„Gestalt“, „Form“, „Funktion“ gelten als Grundbegriffe des Designs, deren Bedeutungsgehalt sich nur mit Blick auf den jeweiligen historischen Kontext bestimmen lässt. Wie jede andere Theorie, ist auch die Wissenschaft vom Design nicht zeitlos und ihre Begriffe entstehen in bestimmten historischen Konstellationen – sie haben eine Geschichte. Begreift man Design als Wissenskultur, stellt sich zudem die Frage nach den historisch-epistemologischen Voraussetzungen des Designs: Unter welchen Bedingungen findet die Wissensgenerierung im Design statt? Dabei ist gerade in den Designwissenschaften die Begriffs- und Theoriebildung in besonderem Maße mit der Sozialgeschichte, der Stil- und Kunstgeschichte sowie der Wirtschafts- und Technikgeschichte verbunden. Das liegt zum einen daran, dass es vor allem Praktiker*innen waren und immer noch sind, die ihr eigenes Tun und Wirken theoretisch reflektierten. Zum anderen bringt Design Objekte hervor, die eng mit der Alltagsgeschichte verwoben sind und sich in besonderem Maße dem Leben der Menschen aufprägen. Im Unterschied zu anderen Wissenschaften, kommt es in der Designwissenschaft daher vor allem durch größere gesellschaftliche Veränderungen zu Paradigmenwechsel. Aufgrund dieser engen Verknüpfung von Design und Alltagswelt, lässt sich die Theoretisierung des Designs nur vor dem Hintergrund der historischen Dynamiken verstehen, in denen Theorien und Begriffe formuliert und benutzt werden. Dabei ist zu beobachten, dass Theorien des Designs insbesondere in Zeiten politischer, gesellschaftlicher, ökonomischer und technologischer Umbrüche in Frage gestellt werden: Theorien des Designs müssen sich immer neuen Realitäten stellen.

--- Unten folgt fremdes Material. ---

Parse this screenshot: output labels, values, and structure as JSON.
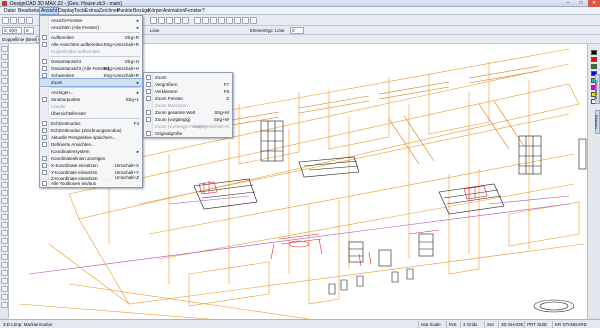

Im Seminar widmen wir uns diesem dynamischen Zusammenhängen von Design | Theorie | Geschichte mit dem Ziel der Reflektion der Ideengeschichte einschlägiger Grundbegriffe. Anhand ausgewählter Texte werden Theorien des Designs in ihrem historischen Kontext in den Blick genommen, um Brüche und Kontinuitäten des modernen Designverständnisses nachzuzeichnen. Beispielhafte Stationen dieser Zeitreise durch die Designtheoriegeschichte sind die Begriffsgeschichte des Disegno, der Ornamentstreit, die Formalismusdebatte sowie in jüngster Zeit die Herausforderungen des Anthropozäns.
Die Veranstaltung ist eine Gemeinschaftsproduktion von Designtheorie (Prof. Pablo Abend) und Design- und Architekturgeschichte (Prof. Veronica Biermann)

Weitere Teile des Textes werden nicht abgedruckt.